From Frederick Buechner's The Alphabet of Grace:
Two apple branches struck against each other with the limber clack of wood on wood.  That was all - a tick-tack rattle of branches - but then a fierce lurch of excitement at what was only daybreak, only the smell of summer coming, only starting back again for home, but oh Jesus, he thought, with a great lump is his throat and a crazy grin, it was an agony of gladness and beauty falling wild and soft like rain.  Just clack-clack, but praise him, he thought. Praise him.  Maybe all his journeying, he thought, had been only to bring him here to hear two branches hit each other twice like that, to see nothing cross the threshold but to see the threshold, to hear the dry clack-clack of the world's tongue at the approach of the approach of splendor.

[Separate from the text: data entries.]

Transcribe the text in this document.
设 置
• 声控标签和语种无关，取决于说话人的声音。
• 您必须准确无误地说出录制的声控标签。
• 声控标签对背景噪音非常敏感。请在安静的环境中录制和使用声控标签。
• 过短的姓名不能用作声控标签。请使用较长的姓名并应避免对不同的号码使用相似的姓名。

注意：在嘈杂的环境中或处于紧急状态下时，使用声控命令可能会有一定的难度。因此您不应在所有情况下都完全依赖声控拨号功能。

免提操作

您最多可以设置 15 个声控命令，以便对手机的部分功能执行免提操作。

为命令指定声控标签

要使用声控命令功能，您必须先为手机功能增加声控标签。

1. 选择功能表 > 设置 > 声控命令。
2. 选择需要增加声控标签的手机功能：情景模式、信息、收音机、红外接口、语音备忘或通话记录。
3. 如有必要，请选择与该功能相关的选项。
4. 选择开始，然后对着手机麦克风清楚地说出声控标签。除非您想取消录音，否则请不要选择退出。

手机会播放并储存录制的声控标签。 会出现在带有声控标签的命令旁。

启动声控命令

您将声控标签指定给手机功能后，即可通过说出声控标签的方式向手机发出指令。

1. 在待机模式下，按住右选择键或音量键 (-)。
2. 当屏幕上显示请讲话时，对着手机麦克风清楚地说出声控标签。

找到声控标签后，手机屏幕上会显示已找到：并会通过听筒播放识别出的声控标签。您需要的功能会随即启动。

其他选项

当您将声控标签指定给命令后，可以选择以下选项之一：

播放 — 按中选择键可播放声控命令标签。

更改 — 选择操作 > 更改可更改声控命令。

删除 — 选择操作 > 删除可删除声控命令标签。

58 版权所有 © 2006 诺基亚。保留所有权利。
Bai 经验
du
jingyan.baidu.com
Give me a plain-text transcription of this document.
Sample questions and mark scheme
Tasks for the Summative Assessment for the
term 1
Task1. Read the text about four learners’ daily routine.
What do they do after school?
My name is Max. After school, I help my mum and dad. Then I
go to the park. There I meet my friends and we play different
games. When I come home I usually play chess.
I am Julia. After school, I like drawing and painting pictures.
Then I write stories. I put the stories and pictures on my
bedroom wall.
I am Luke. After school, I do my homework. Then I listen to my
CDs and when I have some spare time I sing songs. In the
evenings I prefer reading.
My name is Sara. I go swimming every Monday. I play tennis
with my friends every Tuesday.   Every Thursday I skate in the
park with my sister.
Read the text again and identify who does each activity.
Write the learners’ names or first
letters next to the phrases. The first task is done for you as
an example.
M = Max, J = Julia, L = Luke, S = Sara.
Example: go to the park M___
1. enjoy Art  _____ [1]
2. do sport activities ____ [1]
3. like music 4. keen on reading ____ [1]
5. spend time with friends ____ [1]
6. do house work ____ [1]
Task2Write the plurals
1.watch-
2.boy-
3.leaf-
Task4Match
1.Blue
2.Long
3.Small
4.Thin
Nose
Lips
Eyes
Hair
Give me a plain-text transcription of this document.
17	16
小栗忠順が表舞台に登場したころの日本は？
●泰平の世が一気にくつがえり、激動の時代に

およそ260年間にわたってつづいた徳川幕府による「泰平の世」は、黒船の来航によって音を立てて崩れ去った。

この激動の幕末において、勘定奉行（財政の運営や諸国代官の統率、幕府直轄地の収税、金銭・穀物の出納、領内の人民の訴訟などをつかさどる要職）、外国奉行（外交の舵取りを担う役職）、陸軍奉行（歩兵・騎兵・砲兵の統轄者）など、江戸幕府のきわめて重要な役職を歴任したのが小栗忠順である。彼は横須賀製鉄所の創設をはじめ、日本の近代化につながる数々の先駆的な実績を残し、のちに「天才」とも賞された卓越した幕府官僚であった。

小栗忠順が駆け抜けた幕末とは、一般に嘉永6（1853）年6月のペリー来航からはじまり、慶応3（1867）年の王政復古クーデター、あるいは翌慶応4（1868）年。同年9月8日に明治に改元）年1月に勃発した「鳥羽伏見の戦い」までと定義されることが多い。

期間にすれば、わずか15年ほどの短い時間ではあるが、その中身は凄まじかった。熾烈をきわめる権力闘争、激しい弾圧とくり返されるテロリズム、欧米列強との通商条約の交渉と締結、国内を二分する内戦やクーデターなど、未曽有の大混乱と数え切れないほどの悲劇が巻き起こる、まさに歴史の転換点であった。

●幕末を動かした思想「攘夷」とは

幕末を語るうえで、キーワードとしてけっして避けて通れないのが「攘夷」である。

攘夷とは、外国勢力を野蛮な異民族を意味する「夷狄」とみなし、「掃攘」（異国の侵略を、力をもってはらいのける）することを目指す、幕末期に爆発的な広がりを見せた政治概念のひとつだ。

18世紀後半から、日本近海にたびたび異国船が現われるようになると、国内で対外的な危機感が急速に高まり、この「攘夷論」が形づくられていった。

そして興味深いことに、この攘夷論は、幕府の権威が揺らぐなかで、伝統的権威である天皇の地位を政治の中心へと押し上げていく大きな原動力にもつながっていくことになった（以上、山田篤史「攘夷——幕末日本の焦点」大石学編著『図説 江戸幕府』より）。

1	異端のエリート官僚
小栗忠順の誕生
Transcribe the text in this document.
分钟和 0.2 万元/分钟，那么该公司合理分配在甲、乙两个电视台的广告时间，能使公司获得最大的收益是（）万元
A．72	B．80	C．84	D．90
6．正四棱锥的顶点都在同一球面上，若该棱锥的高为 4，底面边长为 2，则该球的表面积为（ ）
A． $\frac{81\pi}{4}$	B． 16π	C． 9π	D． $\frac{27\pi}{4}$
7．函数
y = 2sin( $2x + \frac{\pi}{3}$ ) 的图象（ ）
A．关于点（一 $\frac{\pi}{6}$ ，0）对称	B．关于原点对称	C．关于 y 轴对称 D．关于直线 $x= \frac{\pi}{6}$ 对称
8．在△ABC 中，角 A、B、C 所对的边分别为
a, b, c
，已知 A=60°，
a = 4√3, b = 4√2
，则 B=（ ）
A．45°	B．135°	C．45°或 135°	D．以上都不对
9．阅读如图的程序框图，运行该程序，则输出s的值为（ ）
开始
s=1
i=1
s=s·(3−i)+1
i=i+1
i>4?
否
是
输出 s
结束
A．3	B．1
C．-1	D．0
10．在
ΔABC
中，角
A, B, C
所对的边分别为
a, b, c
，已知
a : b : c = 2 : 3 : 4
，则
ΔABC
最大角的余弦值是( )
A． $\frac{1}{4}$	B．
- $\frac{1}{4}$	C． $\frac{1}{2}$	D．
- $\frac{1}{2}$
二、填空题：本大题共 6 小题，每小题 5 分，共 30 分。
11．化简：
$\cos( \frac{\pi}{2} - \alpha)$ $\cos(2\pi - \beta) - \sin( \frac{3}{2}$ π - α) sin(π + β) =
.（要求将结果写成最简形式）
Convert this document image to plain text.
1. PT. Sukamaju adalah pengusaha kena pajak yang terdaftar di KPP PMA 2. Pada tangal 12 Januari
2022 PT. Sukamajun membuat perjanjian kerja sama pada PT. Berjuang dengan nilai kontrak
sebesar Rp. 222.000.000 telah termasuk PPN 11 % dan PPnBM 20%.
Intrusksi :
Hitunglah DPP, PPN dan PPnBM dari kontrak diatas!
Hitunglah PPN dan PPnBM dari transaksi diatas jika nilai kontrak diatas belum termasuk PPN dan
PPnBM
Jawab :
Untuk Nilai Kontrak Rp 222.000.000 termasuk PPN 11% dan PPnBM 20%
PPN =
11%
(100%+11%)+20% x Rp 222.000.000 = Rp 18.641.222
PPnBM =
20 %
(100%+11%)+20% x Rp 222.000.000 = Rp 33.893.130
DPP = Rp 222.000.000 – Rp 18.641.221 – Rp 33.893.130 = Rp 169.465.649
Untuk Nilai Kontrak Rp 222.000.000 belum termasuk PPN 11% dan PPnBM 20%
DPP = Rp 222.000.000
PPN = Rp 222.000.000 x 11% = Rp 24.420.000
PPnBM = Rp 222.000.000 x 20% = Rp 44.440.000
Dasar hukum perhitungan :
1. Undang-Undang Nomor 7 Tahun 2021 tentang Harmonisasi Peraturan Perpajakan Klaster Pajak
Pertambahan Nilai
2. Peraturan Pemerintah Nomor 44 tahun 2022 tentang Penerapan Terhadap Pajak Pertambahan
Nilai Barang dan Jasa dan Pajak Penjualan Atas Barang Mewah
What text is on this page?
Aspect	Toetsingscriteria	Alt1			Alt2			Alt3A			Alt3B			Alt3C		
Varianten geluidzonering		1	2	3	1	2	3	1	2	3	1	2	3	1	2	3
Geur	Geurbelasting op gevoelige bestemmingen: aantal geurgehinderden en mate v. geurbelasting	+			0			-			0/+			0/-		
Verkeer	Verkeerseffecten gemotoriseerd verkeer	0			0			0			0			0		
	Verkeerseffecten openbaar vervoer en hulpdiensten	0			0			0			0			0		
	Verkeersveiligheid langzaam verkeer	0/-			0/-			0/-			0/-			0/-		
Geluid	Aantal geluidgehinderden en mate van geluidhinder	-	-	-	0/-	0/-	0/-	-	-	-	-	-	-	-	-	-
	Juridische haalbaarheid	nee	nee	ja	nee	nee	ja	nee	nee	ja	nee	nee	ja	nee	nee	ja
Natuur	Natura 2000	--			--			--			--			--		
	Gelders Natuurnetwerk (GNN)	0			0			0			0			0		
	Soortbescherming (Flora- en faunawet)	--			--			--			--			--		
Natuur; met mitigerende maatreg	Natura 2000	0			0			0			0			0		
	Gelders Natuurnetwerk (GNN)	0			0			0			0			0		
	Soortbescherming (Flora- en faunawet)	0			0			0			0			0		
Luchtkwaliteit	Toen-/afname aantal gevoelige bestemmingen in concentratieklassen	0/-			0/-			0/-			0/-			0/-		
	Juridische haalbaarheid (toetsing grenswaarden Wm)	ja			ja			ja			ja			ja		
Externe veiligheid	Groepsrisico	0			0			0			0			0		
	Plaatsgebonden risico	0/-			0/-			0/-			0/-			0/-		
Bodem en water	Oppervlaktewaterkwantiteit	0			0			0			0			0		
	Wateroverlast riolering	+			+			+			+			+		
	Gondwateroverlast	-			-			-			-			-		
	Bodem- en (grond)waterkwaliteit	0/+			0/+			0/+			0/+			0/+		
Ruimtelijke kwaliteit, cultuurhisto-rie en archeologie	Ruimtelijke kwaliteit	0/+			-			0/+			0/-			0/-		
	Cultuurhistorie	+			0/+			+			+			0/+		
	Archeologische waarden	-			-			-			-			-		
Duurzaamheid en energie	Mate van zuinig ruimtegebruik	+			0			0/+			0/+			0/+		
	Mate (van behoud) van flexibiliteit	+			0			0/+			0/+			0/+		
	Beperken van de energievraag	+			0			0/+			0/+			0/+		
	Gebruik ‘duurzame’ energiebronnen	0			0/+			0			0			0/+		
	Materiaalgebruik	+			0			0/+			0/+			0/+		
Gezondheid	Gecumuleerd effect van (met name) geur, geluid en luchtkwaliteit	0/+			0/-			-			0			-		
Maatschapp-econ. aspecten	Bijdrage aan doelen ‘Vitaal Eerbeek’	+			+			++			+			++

And because the augenblick will not verweile, the return trip through the bamboo was completely different.  One, it was no longer a delightful surprise - it was now a known entity, the joy of discovery was finished.  Two, an hour later after a pause at the falls, and of course the light's angles had changed.  Others may keep their waterfall; I, however, will carry that bamboo around with me forever.  Clack clack.